More importantly, where Uber provides drivers with 70% of takings per ride, Hi Oscar gives 85%. A small difference from the outside, but one that Toni says ensures she makes ample money to get by, even in the quiet months of January and February.

The News spent an hour and half with Toni on Friday night. Business was slow, with just one rider getting dropped off at the brewery for his usual Friday evening drinks, but prior to that 5pm to 6:30pm timeslot, Toni said she had been “manic.”

“I was rushing around like a mad woman.

“From 4 ‘til 4:30 you could have ten drivers on the road and still not get everybody.”

Combine that rush with the off-to-work crowd on weekday mornings, and Toni says that she has a loose list of regulars who provide a steady and predictable amount of work.

Toni says that she has around 400 “casual regulars,” some of whom are less casual and designated time slots on her week. For the gentleman on his way to the brewery, it’s every Friday drop-off and pickup. People like these are the bread and butter of the business.

“The people that I drive around are my friends. I don’t want to let them down. That’s why the service is so popular, I’m reliable as much as I can be.”

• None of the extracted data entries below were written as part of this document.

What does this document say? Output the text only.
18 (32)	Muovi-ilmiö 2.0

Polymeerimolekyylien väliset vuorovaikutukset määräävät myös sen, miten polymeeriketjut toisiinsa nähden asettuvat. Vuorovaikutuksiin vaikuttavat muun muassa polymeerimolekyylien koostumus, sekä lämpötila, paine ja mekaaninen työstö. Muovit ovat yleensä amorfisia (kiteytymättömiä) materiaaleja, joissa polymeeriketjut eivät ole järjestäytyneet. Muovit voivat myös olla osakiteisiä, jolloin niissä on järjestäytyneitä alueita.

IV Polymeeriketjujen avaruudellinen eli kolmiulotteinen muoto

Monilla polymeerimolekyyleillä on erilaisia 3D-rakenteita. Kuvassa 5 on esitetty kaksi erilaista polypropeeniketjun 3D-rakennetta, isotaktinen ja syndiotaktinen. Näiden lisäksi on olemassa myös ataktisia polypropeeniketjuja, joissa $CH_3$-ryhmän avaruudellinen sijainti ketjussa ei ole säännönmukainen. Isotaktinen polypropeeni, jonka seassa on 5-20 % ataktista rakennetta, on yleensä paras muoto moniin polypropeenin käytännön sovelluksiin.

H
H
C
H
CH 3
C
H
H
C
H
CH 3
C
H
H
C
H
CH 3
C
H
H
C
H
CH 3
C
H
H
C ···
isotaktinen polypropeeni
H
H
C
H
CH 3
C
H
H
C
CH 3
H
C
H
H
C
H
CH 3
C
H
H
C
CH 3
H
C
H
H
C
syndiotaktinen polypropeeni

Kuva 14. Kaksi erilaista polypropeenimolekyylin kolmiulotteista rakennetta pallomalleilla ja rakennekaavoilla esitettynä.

“The crust” of Toni’s business is the weekend evenings, where some nights she will stay out as late as 11pm dropping off riders on the way home from an evening out.

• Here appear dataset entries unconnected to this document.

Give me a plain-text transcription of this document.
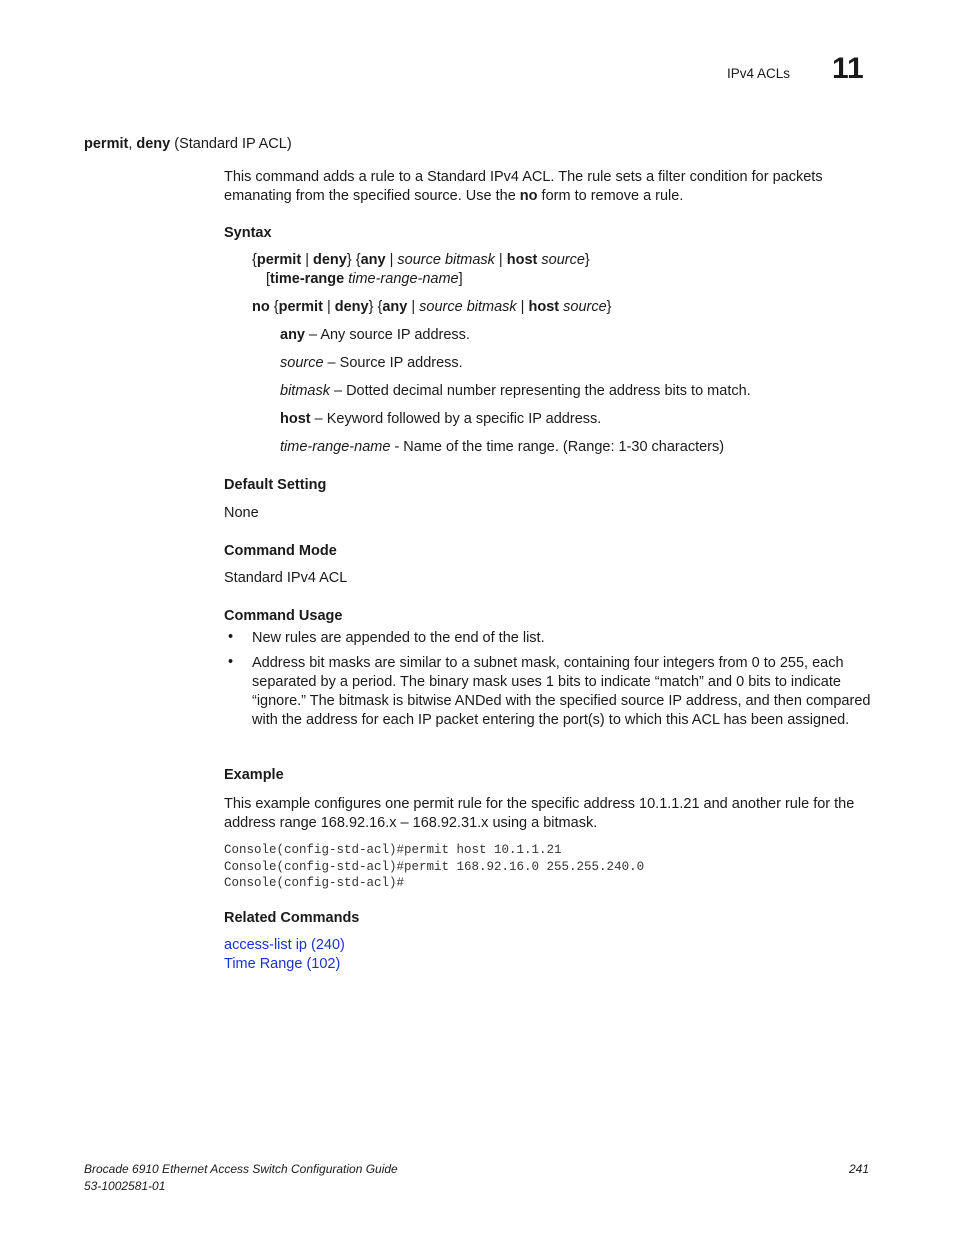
IPv4 ACLs 11
permit, deny (Standard IP ACL)
This command adds a rule to a Standard IPv4 ACL. The rule sets a filter condition for packets emanating from the specified source. Use the no form to remove a rule.
Syntax
{permit | deny} {any | source bitmask | host source}
[time-range time-range-name]
no {permit | deny} {any | source bitmask | host source}
any – Any source IP address.
source – Source IP address.
bitmask – Dotted decimal number representing the address bits to match.
host – Keyword followed by a specific IP address.
time-range-name - Name of the time range. (Range: 1-30 characters)
Default Setting
None
Command Mode
Standard IPv4 ACL
Command Usage
• New rules are appended to the end of the list.
• Address bit masks are similar to a subnet mask, containing four integers from 0 to 255, each separated by a period. The binary mask uses 1 bits to indicate “match” and 0 bits to indicate “ignore.” The bitmask is bitwise ANDed with the specified source IP address, and then compared with the address for each IP packet entering the port(s) to which this ACL has been assigned.
Example
This example configures one permit rule for the specific address 10.1.1.21 and another rule for the address range 168.92.16.x – 168.92.31.x using a bitmask.
Console(config-std-acl)#permit host 10.1.1.21
Console(config-std-acl)#permit 168.92.16.0 255.255.240.0
Console(config-std-acl)#
Related Commands
access-list ip (240)
Time Range (102)
Brocade 6910 Ethernet Access Switch Configuration Guide
53-1002581-01
241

To spend time as a passenger without a destination in Toni’s hybrid, (which is remarkably fuel efficient) is to travel at a million miles an hour. Not literally, she is a very safe operator, but figuratively, in the number of things that can be seen and achieved.

It is also easy to understand how she becomes friends with her riders. She is personable and open and sometimes a little over the top. She describes herself as “a real person,” one that doesn’t pull any punches, a confidant of many.

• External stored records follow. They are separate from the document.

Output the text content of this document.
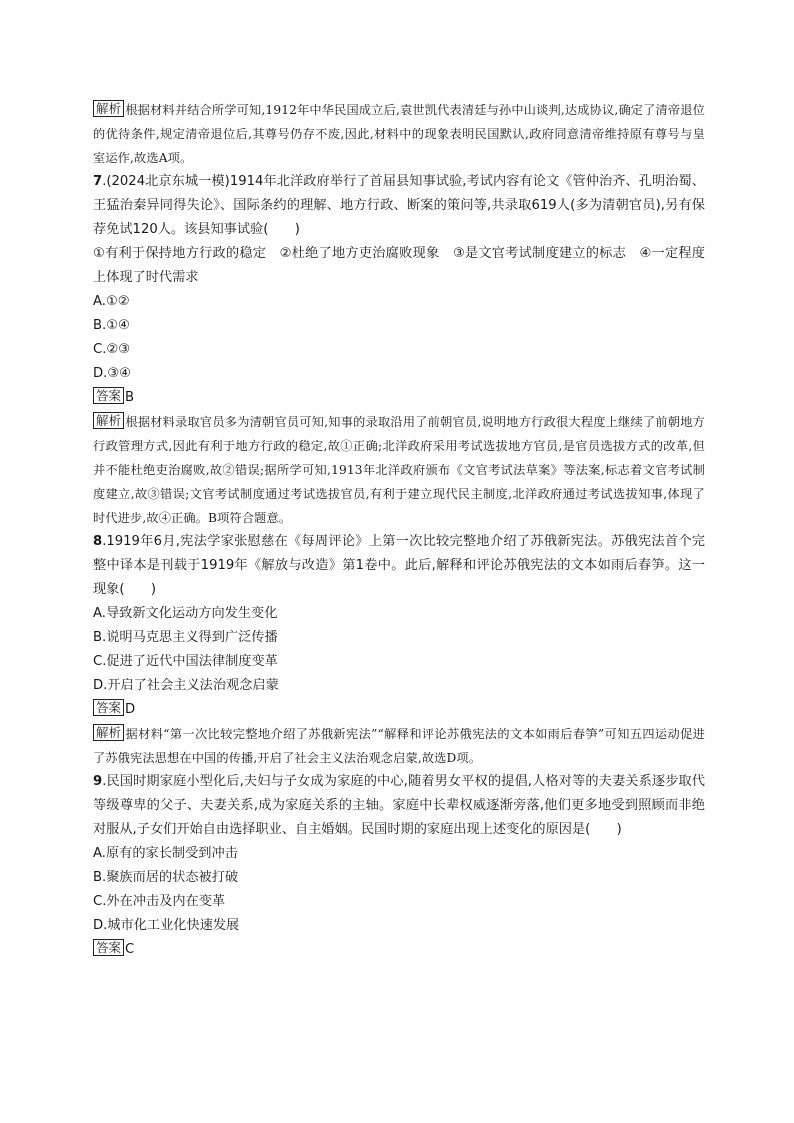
解析 根据材料并结合所学可知,1912年中华民国成立后,袁世凯代表清廷与孙中山谈判,达成协议,确定了清帝退位的优待条件,规定清帝退位后,其尊号仍存不废,因此,材料中的现象表明民国默认,政府同意清帝维持原有尊号与皇室运作,故选A项。

7.(2024北京东城一模)1914年北洋政府举行了首届县知事试验,考试内容有论文《管仲治齐、孔明治蜀、王猛治秦异同得失论》、国际条约的理解、地方行政、断案的策问等,共录取619人(多为清朝官员),另有保荐免试120人。该县知事试验(　　)

①有利于保持地方行政的稳定　②杜绝了地方吏治腐败现象　③是文官考试制度建立的标志　④一定程度上体现了时代需求

A.①②
B.①④
C.②③
D.③④
答案 B

解析 根据材料录取官员多为清朝官员可知,知事的录取沿用了前朝官员,说明地方行政很大程度上继续了前朝地方行政管理方式,因此有利于地方行政的稳定,故①正确;北洋政府采用考试选拔地方官员,是官员选拔方式的改革,但并不能杜绝吏治腐败,故②错误;据所学可知,1913年北洋政府颁布《文官考试法草案》等法案,标志着文官考试制度建立,故③错误;文官考试制度通过考试选拔官员,有利于建立现代民主制度,北洋政府通过考试选拔知事,体现了时代进步,故④正确。B项符合题意。

8.1919年6月,宪法学家张慰慈在《每周评论》上第一次比较完整地介绍了苏俄新宪法。苏俄宪法首个完整中译本是刊载于1919年《解放与改造》第1卷中。此后,解释和评论苏俄宪法的文本如雨后春笋。这一现象(　　)

A.导致新文化运动方向发生变化
B.说明马克思主义得到广泛传播
C.促进了近代中国法律制度变革
D.开启了社会主义法治观念启蒙
答案 D

解析 据材料“第一次比较完整地介绍了苏俄新宪法”“解释和评论苏俄宪法的文本如雨后春笋”可知五四运动促进了苏俄宪法思想在中国的传播,开启了社会主义法治观念启蒙,故选D项。

9.民国时期家庭小型化后,夫妇与子女成为家庭的中心,随着男女平权的提倡,人格对等的夫妻关系逐步取代等级尊卑的父子、夫妻关系,成为家庭关系的主轴。家庭中长辈权威逐渐旁落,他们更多地受到照顾而非绝对服从,子女们开始自由选择职业、自主婚姻。民国时期的家庭出现上述变化的原因是(　　)

A.原有的家长制受到冲击
B.聚族而居的状态被打破
C.外在冲击及内在变革
D.城市化工业化快速发展
答案 C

On a Friday night, Toni spends all of her spare time promoting the work of food retailers around town to her some 5000 Facebook followers.

That night, Big Red’s Rollin Smoke, a pop up barbecue joint, was an early pit stop.

Not for a feed, but to get a few photos to post on Facebook and a quick chat. Here it should be mentioned that while it is generally against the Journalist Code of Ethics to take freebies from interviewees and sources, it was impossible for this reporter to refuse an iced tea from Toni while she enthusiastically hyped the “I Love Sweets” tent next to Big Red’s.

Toni’s relationship with the hospitality industry of Alice was cemented during the first wave of Covid-19 hysteria.

Before Covid, business was going better than can be expected by the average rideshare driver, but as the airport closed and people began their government mandated reclusion, the trips started to dry up.

“For my sanity, I have to keep busy,” says Toni, a trait that is clearly illustrated in her long hours and constant online engagement.

So when the Alice Springs Takeaway Facebook page was started, Toni started up a cheaper rate for food delivery around town, dubbed Fancy Oscar: “So that we could do the Covid patients without it costing them a fortune, and keeping me busy.”

While this business also slowed when JobKeeper kicked in and restaurants started running their own delivery systems, it did give Toni something to do during the quiet times.

Now Toni says the business is back to 60 or 70 per cent of what it was pre-pandemic, but her love for the food vendors around town lives on through her social media posting.

Plus it gives her something to do in between rides.

“So you can imagine, this is how I spend most of my time,” Toni says, while pulled up next to Harvey Norman, sharing pictures of her favourite food vendors and listening to the radio, her hybrid quietly charging itself.

To fill the time between drives it’s either this or Netflix. Sometimes she’ll stop home and get some things done around the house, or she’ll go for a swim. During the week she even has time to turn off the app and go get a massage.

Remember, it’s not a job, it’s a lifestyle.

For most rideshare drivers, the casual, bit-here, bit-there, nature of the work makes it a stepping stone between careers, but for Toni it’s a long term commitment.

“I’ve found my worth. I’d be silly to leave.”